Concentrated sector exposures
As of Dec 30, 2022.
Diversified relative to concentrated
In summary, the MSCI India Index relative to a concentrated, simulated portfolio of the MSCI India Top 50 Index resulted in similar performance, valuations, profitability and ESG characteristics, higher market-cap coverage and liquidity, lower tracking risk and more diversified sector exposures. After considering factors such as liquidity and open interest, investors could weigh these outcomes against taking direct exposure using futures linked to India indexes that capture a narrow subset of the local universe.
The authors would like to thank Hitendra Varsani for his contribution to this blog.
1 Source: IMF. Historical data from 1980 to 2021. Forecasts from 2022 to 2027.
2 Source: IMF, World Economic Outlook Database, October 2022, State Bank of India “Ecowrap,” Sep. 3, 2022.
3 As of December 30, 2022
4 From Dec 31, 1998, to Dec 30, 2022.
5 The information is generated from third party sources and MSCI doesn’t assert the accuracy of the information. Includes both active and indexed investors in all MSCI India equity indexes. As of Sep 30, 2022.

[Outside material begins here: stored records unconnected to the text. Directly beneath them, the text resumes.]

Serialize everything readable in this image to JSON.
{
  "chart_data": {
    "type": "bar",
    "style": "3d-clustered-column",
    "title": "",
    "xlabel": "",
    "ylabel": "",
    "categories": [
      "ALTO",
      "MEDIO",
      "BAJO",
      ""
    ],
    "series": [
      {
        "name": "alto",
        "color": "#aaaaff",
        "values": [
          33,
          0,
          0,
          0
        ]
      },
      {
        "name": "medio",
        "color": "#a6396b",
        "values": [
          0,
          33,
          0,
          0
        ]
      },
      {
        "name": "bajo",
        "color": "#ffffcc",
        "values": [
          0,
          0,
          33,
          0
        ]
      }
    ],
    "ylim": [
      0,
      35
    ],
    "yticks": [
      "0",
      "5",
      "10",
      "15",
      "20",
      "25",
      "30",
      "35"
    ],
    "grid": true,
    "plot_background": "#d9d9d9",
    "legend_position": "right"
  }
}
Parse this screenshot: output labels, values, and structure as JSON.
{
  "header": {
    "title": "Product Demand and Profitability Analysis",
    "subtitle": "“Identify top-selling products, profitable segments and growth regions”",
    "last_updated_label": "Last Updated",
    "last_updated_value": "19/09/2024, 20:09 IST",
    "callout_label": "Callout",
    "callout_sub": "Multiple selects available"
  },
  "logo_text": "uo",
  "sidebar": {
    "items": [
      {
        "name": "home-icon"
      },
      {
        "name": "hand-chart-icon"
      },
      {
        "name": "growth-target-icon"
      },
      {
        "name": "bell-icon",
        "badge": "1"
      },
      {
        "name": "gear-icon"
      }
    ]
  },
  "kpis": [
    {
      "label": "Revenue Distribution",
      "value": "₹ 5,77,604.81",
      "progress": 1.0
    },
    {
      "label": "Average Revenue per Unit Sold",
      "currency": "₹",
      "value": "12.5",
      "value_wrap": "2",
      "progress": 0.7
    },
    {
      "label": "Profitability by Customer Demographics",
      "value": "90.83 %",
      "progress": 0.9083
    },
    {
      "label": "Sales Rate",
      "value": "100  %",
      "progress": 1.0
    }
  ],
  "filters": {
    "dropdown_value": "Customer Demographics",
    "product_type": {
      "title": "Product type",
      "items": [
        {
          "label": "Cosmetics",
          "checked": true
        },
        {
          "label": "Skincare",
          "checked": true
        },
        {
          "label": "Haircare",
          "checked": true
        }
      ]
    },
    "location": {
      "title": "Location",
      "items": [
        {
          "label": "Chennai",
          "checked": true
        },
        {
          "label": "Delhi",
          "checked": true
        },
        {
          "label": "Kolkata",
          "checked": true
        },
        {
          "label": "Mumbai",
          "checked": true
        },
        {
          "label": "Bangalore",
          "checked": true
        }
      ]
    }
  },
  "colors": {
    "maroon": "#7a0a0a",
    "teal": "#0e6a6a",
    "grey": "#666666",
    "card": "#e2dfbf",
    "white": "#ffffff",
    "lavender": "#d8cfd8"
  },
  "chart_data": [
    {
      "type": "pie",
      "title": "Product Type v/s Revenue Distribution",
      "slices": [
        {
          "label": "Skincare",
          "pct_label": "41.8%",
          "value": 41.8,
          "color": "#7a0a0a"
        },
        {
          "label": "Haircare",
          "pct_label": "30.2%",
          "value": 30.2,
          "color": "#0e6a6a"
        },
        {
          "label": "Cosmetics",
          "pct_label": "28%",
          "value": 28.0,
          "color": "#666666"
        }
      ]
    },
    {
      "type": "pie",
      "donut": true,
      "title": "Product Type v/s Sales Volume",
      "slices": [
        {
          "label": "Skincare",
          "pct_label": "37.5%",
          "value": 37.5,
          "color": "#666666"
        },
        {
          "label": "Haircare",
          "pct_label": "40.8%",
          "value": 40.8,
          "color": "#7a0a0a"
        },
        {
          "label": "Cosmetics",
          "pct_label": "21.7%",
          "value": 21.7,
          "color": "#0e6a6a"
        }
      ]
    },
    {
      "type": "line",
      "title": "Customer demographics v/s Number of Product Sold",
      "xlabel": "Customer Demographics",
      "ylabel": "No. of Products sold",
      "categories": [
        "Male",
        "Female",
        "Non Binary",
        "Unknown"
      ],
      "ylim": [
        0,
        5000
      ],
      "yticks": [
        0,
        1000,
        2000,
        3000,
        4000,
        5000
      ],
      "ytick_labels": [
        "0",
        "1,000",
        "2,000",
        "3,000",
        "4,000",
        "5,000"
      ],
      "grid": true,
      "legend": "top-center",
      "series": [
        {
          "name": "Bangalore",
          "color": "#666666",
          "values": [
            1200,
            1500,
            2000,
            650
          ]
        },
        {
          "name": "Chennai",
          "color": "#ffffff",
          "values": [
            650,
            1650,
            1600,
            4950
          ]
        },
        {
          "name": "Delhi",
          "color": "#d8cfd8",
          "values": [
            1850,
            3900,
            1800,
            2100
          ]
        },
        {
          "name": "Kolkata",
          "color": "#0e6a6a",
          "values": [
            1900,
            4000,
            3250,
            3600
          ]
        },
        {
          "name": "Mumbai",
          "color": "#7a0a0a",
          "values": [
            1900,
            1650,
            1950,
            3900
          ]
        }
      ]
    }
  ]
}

6 This calculation is a conservative approximation based on the weight of India in MSCI Emerging Markets and MSCI ACWI indexes. The AUM figures used are for indexed investors covering all MSCI Emerging Markets and ACWI equity indexes. As of Sep 30, 2022.
7 ETF Fund providers include iShares, Lyxor, Amundi, Barclays etc. listed on various exchanges globally. The information is generated from third party sources and MSCI doesn’t assert the accuracy of the information.
8 Based on data from ICE Futures U.S., ICE Futures Europe, Eurex, HKEX.
9 India Rupee.
10 The FIF of a security is defined as the proportion of shares outstanding that is available for purchase in the public equity markets by international investors. This proportion accounts for the available free float of and/or the foreign ownership limits applicable to a specific security (or company). The DIF of a security is defined as the proportion of shares outstanding that is available for purchase in the public equity markets by domestic investors.
11 The Annualized Trade Value Ratio (ATVR) is used to measure liquidity. MSCI uses ATVR as an investability criterion to determine the inclusion of securities into the MSCI indexes.